Generally speaking, there's no body more risible on the New York Times than David "Bobo" Brooks. A neocon and a movement conservative, he's hitched himself to every bad cause the Bush Administration ever went for, and continued to go for these causes long after his heart was clearly no longer in it. He also goes in for a sort of pop-sociology that's easy to make fun of, and Lord Knows, we've had our fun with it.
But to my great surprise, he gets the Obama Administration right today in a column called Vince Lombardi Politics. The money quote is:
But the new approach comes with its own shortcomings. To understand them, we have to distinguish between two types of pragmatism. There is legislative pragmatism — writing bills that can pass. Then there is policy pragmatism — creating programs that work. These two pragmatisms are in tension, and in their current frame of mind, Democrats often put the former before the latter.
Damned if Bobo isn't right about this.

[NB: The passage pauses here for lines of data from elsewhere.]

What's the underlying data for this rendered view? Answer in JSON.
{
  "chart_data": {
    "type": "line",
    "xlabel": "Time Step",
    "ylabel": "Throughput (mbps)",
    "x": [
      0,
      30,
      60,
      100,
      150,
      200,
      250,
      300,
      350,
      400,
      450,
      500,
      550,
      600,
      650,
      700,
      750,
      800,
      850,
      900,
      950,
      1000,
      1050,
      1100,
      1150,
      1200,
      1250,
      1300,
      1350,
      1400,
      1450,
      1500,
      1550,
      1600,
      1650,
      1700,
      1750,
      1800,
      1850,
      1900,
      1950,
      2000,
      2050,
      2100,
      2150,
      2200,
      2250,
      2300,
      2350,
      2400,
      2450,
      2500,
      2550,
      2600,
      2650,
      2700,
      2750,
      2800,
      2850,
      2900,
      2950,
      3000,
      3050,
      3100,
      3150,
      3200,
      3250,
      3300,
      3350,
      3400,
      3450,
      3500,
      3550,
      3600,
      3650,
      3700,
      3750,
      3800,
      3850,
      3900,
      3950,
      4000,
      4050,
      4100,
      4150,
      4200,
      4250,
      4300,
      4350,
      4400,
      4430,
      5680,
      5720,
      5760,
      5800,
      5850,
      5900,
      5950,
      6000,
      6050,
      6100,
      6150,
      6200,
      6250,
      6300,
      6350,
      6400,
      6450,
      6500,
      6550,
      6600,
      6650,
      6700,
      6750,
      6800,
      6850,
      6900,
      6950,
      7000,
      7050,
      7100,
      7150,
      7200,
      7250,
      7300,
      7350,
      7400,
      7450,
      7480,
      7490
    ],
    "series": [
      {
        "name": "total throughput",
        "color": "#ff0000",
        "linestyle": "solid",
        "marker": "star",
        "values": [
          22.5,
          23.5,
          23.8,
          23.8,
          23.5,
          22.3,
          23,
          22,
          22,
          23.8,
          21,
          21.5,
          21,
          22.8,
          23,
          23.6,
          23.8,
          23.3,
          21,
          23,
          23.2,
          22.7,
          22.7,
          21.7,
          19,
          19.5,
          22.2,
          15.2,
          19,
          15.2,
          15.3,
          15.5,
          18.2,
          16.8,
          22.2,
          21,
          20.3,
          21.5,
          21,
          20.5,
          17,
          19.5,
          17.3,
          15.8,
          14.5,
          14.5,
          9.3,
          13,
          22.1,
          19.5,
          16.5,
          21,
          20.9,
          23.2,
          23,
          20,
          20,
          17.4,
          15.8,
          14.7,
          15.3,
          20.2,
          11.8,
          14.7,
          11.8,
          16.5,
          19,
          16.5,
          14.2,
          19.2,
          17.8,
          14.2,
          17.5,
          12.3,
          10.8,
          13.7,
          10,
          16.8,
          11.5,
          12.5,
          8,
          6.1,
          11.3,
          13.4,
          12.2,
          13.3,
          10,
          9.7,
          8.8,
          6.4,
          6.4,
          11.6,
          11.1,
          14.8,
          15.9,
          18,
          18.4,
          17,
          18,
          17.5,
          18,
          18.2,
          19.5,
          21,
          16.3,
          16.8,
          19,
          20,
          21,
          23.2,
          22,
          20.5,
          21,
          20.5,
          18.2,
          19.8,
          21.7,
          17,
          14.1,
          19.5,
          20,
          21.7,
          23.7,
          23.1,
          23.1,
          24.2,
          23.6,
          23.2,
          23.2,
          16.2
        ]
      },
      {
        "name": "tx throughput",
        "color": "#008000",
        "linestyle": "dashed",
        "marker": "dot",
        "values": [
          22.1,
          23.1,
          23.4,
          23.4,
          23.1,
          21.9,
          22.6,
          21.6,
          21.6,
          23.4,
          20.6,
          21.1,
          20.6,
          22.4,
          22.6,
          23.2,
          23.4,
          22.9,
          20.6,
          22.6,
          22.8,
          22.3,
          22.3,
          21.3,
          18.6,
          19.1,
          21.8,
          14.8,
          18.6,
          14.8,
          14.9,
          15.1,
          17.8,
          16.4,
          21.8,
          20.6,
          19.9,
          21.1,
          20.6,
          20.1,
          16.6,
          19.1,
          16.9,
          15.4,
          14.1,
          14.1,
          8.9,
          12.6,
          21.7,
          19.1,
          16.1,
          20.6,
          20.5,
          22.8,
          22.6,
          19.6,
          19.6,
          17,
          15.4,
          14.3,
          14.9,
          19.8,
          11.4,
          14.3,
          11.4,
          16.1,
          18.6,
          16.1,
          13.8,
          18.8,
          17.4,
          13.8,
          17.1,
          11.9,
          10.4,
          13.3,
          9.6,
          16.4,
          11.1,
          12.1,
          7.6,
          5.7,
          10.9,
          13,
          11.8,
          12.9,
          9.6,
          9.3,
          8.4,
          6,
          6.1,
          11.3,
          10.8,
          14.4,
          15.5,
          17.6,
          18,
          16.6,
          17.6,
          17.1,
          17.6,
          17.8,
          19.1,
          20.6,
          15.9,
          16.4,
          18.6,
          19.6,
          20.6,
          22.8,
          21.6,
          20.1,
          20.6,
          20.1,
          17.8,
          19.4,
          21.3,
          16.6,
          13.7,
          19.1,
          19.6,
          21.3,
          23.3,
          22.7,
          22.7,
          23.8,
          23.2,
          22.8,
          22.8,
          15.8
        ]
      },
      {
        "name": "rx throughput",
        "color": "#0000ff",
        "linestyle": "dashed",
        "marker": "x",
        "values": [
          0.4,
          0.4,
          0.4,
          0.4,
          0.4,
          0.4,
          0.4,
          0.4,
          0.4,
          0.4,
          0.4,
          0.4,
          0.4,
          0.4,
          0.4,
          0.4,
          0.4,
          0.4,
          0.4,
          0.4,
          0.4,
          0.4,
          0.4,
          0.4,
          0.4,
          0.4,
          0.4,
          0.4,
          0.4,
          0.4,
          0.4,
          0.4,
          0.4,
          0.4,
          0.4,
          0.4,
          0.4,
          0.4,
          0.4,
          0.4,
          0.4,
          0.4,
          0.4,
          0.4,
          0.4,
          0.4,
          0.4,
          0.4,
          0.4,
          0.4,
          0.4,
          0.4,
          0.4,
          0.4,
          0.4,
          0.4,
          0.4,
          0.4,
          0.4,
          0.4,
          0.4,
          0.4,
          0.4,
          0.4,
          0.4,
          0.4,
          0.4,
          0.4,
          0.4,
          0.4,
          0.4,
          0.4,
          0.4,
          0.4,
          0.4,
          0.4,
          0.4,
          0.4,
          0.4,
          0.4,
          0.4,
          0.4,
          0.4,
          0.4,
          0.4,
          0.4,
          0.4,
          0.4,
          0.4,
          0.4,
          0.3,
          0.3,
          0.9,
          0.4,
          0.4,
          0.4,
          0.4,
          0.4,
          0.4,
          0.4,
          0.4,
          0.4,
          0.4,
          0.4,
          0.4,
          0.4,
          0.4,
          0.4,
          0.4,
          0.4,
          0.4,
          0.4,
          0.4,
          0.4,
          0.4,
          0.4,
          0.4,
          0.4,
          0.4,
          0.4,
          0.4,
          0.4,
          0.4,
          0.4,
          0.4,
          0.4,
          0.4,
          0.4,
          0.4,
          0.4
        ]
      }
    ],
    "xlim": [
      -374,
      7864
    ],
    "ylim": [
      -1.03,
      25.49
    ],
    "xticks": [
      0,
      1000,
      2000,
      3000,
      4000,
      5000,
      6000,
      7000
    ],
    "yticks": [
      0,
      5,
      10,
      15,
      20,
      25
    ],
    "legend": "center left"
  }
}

More on the flip.
I hate to admit that Bobo is right about anything. But after watching the way the Administration handled the stimulus bill, and the watered down climate bill that just cleared the house, it's hard for me as a progressive to differ with Brooks when he writes
On cap and trade, the House chairmen took a relatively clean though politically difficult idea — auctioning off pollution permits — and they transformed it into a morass of corporate giveaways that make the stimulus bill look parsimonious. Permits would now be given to well-connected companies. Utilities and agribusiness would be rolling in government-generated profits. Thousands of goodies were thrown into the 1,201-page bill to win votes.
The bill passed the House, but would it actually reduce emissions? It’s impossible to know.
Most of us likely would not agree with Brooks as to what a good bill would have looked like, but it's hard to disagree with his point here. They passed something, certainly. But will it do any good except for the various people that were bought off? Who the hell knows. Brooks doesn't. And neither do I.
What he says about health care I'll leave you to read on your own. As someone who has spent a good deal of his waking time over the last couple of weeks trying to goad my excuse for a senator (Feinstein) to do right by health care reform, I have to say I share some of Brook's pessimism about how Obama is going about the public's business.
Passing bills is great. But passing bills that won't help the public is a recipe for increasing public cynicism. And will be political malpractice to boot.